I shrugged. "As of a month ago, maybe? Although I'm not sure it's official yet. But yeah, Lady Crow is mine, so her people are my responsibility, so if they're giving you problems, me or one of mine will be along to knock some sense into them and fix whatever they've fucked up." I knew I was kinda maybe blurring some lines there, but something told me this was an occasion for personal trust, not big diplomacy.
"You'd take our word over theirs?"
I shrugged and laughed. "Oh, please. You guys don't strike me as the type to lure some stupid sailor this far inland just to accuse him of doing dumb shit. If they've gotten this far away from Rich Man's Port, either they're running from something or they're out here to try something, and either way they need to respect the folks who live here."
She just looked at me for a few moments, then nodded again. "If the travelling isn't an issue... Your spirit wife, Marie?" I shrugged and nodded. "She can bring the others?"
I smiled. "She and Saffron and Siobhan could bring the kids. Heck, I could go get them if I wasn't duty bound to watch over my Cadets here."
"So perhaps they can come visit tomorrow night."
I frowned. "We really don't want to impose on your hospitality too much. Besides, we're really supposed to keep moving."
She shook her head. "But you won't. Not tomorrow."
"Why not?"
She leaned in and whispered, "because you are not as much of a fool as you let others think."

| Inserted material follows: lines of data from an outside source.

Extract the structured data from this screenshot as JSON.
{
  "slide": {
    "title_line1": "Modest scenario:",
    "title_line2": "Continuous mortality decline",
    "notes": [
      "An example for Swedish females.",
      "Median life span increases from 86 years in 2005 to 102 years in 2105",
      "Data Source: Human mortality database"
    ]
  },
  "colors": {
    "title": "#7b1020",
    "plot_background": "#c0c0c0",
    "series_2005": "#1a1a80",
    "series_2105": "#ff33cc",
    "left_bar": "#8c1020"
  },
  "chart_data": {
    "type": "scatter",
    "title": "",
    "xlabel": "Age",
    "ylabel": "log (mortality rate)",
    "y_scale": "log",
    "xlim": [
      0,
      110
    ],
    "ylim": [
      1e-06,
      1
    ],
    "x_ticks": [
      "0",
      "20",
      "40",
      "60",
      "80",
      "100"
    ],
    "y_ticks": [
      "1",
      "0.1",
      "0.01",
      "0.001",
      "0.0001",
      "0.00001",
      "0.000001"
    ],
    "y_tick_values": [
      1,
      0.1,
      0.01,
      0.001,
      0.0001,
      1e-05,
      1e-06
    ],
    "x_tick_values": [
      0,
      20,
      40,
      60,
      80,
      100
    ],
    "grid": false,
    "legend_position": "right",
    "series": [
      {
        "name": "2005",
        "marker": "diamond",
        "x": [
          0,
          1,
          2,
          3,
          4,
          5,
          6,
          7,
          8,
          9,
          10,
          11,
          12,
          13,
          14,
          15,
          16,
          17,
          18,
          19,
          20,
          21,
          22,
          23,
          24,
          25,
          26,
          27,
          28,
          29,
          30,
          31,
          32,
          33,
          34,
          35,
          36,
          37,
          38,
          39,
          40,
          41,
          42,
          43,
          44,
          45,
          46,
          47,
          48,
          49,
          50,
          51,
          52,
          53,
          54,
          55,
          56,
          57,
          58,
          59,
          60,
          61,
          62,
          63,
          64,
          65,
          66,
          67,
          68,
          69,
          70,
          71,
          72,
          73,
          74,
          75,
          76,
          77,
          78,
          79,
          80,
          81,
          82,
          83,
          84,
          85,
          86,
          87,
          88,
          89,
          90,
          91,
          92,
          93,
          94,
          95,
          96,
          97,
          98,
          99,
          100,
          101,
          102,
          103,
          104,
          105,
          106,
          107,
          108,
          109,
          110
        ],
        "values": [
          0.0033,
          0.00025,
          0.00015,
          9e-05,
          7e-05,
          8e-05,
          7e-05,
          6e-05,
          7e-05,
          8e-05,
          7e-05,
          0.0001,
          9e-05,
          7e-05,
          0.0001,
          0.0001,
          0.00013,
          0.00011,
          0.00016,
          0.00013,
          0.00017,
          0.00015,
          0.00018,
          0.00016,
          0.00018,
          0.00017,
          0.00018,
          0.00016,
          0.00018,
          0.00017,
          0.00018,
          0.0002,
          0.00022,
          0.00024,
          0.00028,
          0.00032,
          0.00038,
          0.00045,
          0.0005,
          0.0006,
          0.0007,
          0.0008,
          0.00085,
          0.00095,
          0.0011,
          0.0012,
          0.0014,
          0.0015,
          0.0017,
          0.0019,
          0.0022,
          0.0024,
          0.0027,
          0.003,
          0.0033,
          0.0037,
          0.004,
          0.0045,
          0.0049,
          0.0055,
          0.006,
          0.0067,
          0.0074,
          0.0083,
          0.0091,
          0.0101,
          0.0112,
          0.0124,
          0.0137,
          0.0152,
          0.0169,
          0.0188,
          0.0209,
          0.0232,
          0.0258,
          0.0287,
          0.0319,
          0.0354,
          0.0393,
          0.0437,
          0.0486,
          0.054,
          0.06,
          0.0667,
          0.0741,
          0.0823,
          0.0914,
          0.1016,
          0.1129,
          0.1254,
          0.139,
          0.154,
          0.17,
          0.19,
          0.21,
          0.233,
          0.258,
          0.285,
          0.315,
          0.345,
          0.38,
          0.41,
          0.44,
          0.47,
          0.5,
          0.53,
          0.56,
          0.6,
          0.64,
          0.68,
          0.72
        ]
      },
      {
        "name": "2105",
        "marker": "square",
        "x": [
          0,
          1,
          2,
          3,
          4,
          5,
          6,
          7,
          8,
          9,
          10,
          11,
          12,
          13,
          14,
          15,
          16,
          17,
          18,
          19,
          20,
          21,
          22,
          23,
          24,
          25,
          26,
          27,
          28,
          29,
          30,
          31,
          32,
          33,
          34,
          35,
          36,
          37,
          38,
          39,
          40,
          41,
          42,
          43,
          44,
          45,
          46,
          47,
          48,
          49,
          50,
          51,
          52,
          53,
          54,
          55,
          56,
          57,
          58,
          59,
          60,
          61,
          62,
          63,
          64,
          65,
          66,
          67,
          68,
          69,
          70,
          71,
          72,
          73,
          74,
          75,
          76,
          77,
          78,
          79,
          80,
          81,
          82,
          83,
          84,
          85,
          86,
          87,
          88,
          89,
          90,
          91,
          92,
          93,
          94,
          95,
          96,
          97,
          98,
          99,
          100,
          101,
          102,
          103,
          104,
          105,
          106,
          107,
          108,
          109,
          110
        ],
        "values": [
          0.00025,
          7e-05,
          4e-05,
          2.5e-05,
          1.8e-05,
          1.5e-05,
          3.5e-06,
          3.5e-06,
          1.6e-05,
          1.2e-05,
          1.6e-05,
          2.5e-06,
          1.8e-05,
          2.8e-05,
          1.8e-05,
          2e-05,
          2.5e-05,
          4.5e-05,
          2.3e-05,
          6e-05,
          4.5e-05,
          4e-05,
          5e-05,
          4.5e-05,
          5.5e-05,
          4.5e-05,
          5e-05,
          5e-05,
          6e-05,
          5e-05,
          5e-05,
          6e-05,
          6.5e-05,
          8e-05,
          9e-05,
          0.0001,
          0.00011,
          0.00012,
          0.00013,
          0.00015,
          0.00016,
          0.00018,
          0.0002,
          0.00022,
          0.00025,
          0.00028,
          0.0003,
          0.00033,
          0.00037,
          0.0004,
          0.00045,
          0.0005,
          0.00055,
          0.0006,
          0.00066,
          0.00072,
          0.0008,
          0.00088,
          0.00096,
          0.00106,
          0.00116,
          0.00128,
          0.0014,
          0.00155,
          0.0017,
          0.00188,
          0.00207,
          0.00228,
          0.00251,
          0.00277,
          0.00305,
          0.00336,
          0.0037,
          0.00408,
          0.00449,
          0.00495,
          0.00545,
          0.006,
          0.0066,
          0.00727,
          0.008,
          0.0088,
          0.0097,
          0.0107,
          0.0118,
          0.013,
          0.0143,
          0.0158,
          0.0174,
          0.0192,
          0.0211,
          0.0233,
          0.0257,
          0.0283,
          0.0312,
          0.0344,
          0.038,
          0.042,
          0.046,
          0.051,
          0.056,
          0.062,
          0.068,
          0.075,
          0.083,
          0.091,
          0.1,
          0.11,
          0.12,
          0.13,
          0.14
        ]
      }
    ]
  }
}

With that, she started prodding the women and Closer to get the Cadets to where they'd be bedding down. Split the Cadets up according to their watch preferences, and it turned out that while it wasn't a super comfortable route for O'Brien, none of them had to go back in the snow. All of the houses were connected by tunnels between their storage cellars. Slept like a baby. A big hungry baby dreaming of ladies made of food, especially a certain angel food cake Sidhe lady who put in a far happier appearance than she had previously. Slept all bundled up with Grandmother's family. No moves were put on anyone by anyone, which I'm not sure if I'm happy about or not.
Turns out we did spend the entire day at the village, and none of us went outside. They even let Silk back inside, because the weather had turned from 'cold snow flurries' to 'Ymir's uncontrollable dandruff'. An absolute shitstorm of mostly snow, with some frozen rain and hail mixed in for good measure. We earned some goodwill when one of the roofs started to crack under the meteorological assault. O'Brien straight up grabbed the roof beam and held that shit in place until I got there, at which point I helped him push it back into the proper shape, then Mineral Bonded the shit out of the beam until it decided to stop fucking around and cracking.
It didn't slow down until the sun was slipping behind the horizon. I stepped outside to make sure none of the buildings looked like the roofs had started to sag or something, not to mention checking the weather.
That's when I saw a very familiar Rabbit sitting in the small clear space in the middle of all the little hills.